[ 
https://issues.apache.org/jira/browse/HDFS-11402?page=com.atlassian.jira.plugin.system.issuetabpanels:comment-tabpanel&focusedCommentId=15975800#comment-15975800
 ] 

Manoj Govindassamy edited comment on HDFS-11402 at 4/20/17 12:23 AM:
---------------------------------------------------------------------

Thanks for the review [~jojochuang] and [~andrew.wang]. Attached v05 patch 
after addressing following comments, please take a look.

* Refactored the config word 'freeze' with 'capture'
* Its just not the file length which is getting captured but the whole meta 
data like permissions, acls, etc., Also, this is only for open files. So, would 
prefer to have the word "openfiles" also in the config.

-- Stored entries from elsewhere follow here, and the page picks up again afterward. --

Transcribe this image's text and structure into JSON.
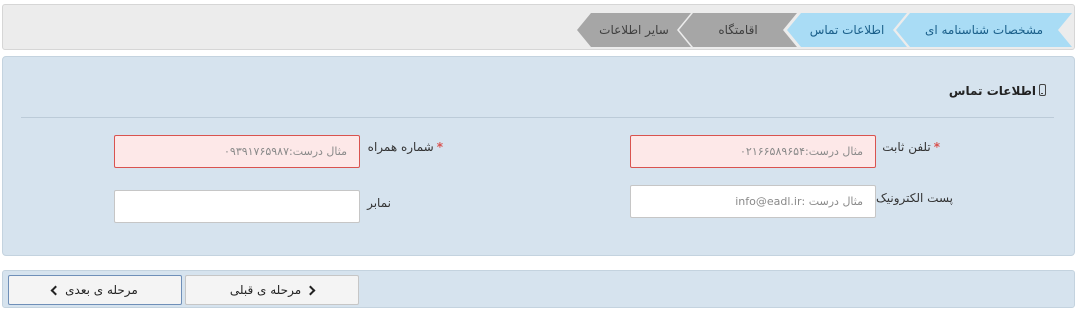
{
  "steps": [
    {
      "label": "مشخصات شناسنامه ای",
      "state": "active"
    },
    {
      "label": "اطلاعات تماس",
      "state": "active"
    },
    {
      "label": "اقامتگاه",
      "state": "inactive"
    },
    {
      "label": "سایر اطلاعات",
      "state": "inactive"
    }
  ],
  "section": {
    "title": "اطلاعات تماس",
    "icon": "mobile-phone-icon"
  },
  "fields": {
    "landline": {
      "label": "تلفن ثابت",
      "required": "*",
      "placeholder": "مثال درست:۰۲۱۶۶۵۸۹۶۵۴",
      "value": ""
    },
    "mobile": {
      "label": "شماره همراه",
      "required": "*",
      "placeholder": "مثال درست:۰۹۳۹۱۷۶۵۹۸۷",
      "value": ""
    },
    "email": {
      "label": "پست الکترونیک",
      "placeholder": "مثال درست :info@eadl.ir",
      "value": ""
    },
    "fax": {
      "label": "نمابر",
      "placeholder": "",
      "value": ""
    }
  },
  "nav": {
    "prev_label": "مرحله ی قبلی",
    "next_label": "مرحله ی بعدی"
  },
  "colors": {
    "active_step": "#a9dcf5",
    "inactive_step": "#a6a6a6",
    "panel_bg": "#d6e3ee",
    "invalid_field_bg": "#fde8e8",
    "required_mark": "#d9534f"
  }
}
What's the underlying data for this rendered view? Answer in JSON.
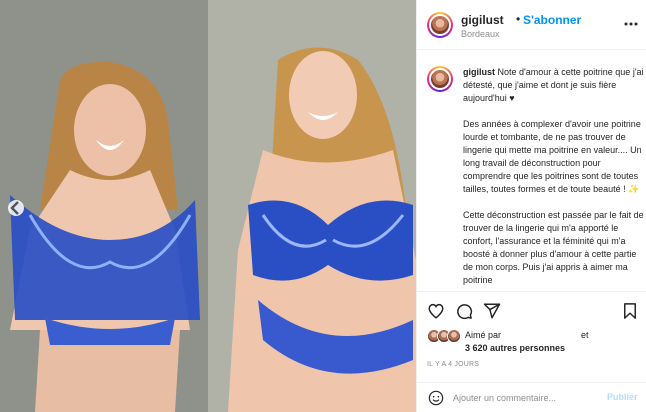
{
  "post": {
    "username": "gigilust",
    "follow_label": "S'abonner",
    "separator": "•",
    "location": "Bordeaux",
    "more_icon": "more-horizontal-icon"
  },
  "caption": {
    "username": "gigilust",
    "paragraph_1": "Note d'amour à cette poitrine que j'ai détesté, que j'aime et dont je suis fière aujourd'hui ♥",
    "paragraph_2": "Des années à complexer d'avoir une poitrine lourde et tombante, de ne pas trouver de lingerie qui mette ma poitrine en valeur.... Un long travail de déconstruction pour comprendre que les poitrines sont de toutes tailles, toutes formes et de toute beauté ! ✨",
    "paragraph_3": "Cette déconstruction est passée par le fait de trouver de la lingerie qui m'a apporté le confort, l'assurance et la féminité qui m'a boosté à donner plus d'amour à cette partie de mon corps. Puis j'ai appris à aimer ma poitrine"
  },
  "actions": {
    "like_icon": "heart-icon",
    "comment_icon": "comment-icon",
    "share_icon": "send-icon",
    "save_icon": "bookmark-icon"
  },
  "likes": {
    "liked_by": "Aimé par",
    "and": "et",
    "others": "3 620 autres personnes"
  },
  "timestamp": "IL Y A 4 JOURS",
  "comment": {
    "placeholder": "Ajouter un commentaire...",
    "publish_label": "Publier",
    "emoji_icon": "smiley-icon"
  },
  "colors": {
    "accent": "#0095f6",
    "publish_disabled": "#b2dffc",
    "lingerie": "#2a4fc4"
  }
}
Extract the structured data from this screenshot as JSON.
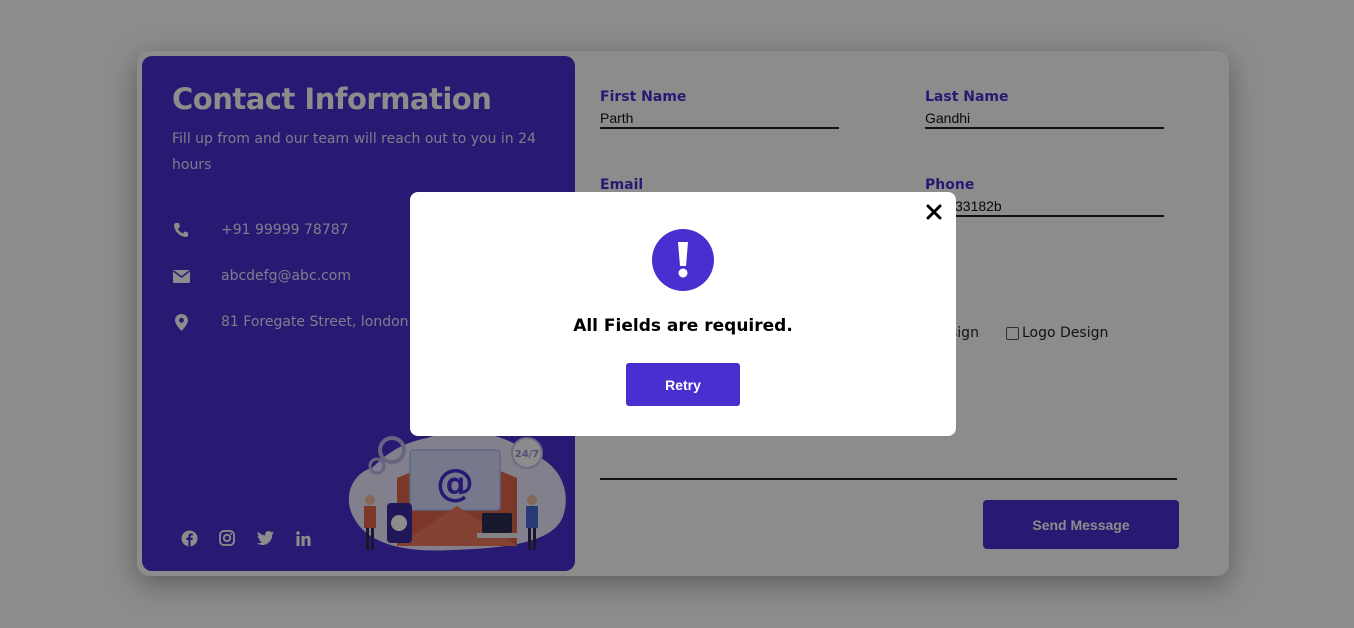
{
  "colors": {
    "accent": "#4a2fd0",
    "overlay": "rgba(0,0,0,0.45)"
  },
  "info": {
    "title": "Contact Information",
    "subtitle": "Fill up from and our team will reach out to you in 24 hours",
    "items": [
      {
        "icon": "phone-icon",
        "text": "+91 99999 78787"
      },
      {
        "icon": "envelope-icon",
        "text": "abcdefg@abc.com"
      },
      {
        "icon": "map-pin-icon",
        "text": "81 Foregate Street, london"
      }
    ],
    "socials": [
      "facebook-icon",
      "instagram-icon",
      "twitter-icon",
      "linkedin-icon"
    ],
    "illustration_badge": "24/7"
  },
  "form": {
    "first_name": {
      "label": "First Name",
      "value": "Parth"
    },
    "last_name": {
      "label": "Last Name",
      "value": "Gandhi"
    },
    "email": {
      "label": "Email",
      "value": ""
    },
    "phone": {
      "label": "Phone",
      "value": "33182b"
    },
    "checkboxes": [
      {
        "label": "sign",
        "checked": false
      },
      {
        "label": "Logo Design",
        "checked": false
      }
    ],
    "send_label": "Send Message"
  },
  "modal": {
    "icon": "exclamation-icon",
    "message": "All Fields are required.",
    "retry_label": "Retry",
    "close_icon": "close-icon"
  }
}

Now it is named 
dfs.namenode.snapshot.capture.openfiles.
* Updated the comment in hdfs-default.xml about the special flag needed for 
hsync/hflush.
* the byte[][] is already available getINodesAndPaths() along with INode[]. 
Wouldn't it be a lot slower to have one more helper method to construct the 
same byte[][] ?
* Updated the comment for the new method fromINode()
* Updated isDescendant() javadoc comments.
* Clubbed isDescendant() methods together.
* Its callers duty to hold fsnamesystem to hold the read or write lock so that 
the lease file list doesn't change. Added the assert.
* v01 ptach didn't have the thread pool. Based on the comments from Yongjun and 
Yiqun that a lot of open files could lead to performance problems, I altered 
the model to use the thread pool. I did check with 10K+ open files and the 
thread pool is helping. But, for smaller open files count its almost same or 
little lesser. 
* Moved the exectuorService shutdown before future tasks get. But, I don't see 
a difference in shutdown() before or after the future get. Its anyway 
non-blocking and should not interrupt the currently running ones.
* future.get() can throw interrupted exception or the execution exception. 
Since task routine doesn't throw any exception, the only other is interrupted 
exception. Since we are not calling any shutdownNow(), there shouldn't be 
interrupted exception either. We are logging it anyways. Not sure if we want to 
fail the snapshot create operation if at all any exception happens here.
* Even if ancestorDir is null, we still want to convert INode to INodesInPath. 
Probably in the ancestor null case, we can do it without having to spin off a 
thread pool. But, there are no production code which will call with null 
ancestorDir.
* Sleep of 1 ms is to wait for the expiration of lease soft and hard limit. 
Added more comments in the code.


was (Author: manojg):
Thanks for the review [~jojochuang] and [~andrew.wang].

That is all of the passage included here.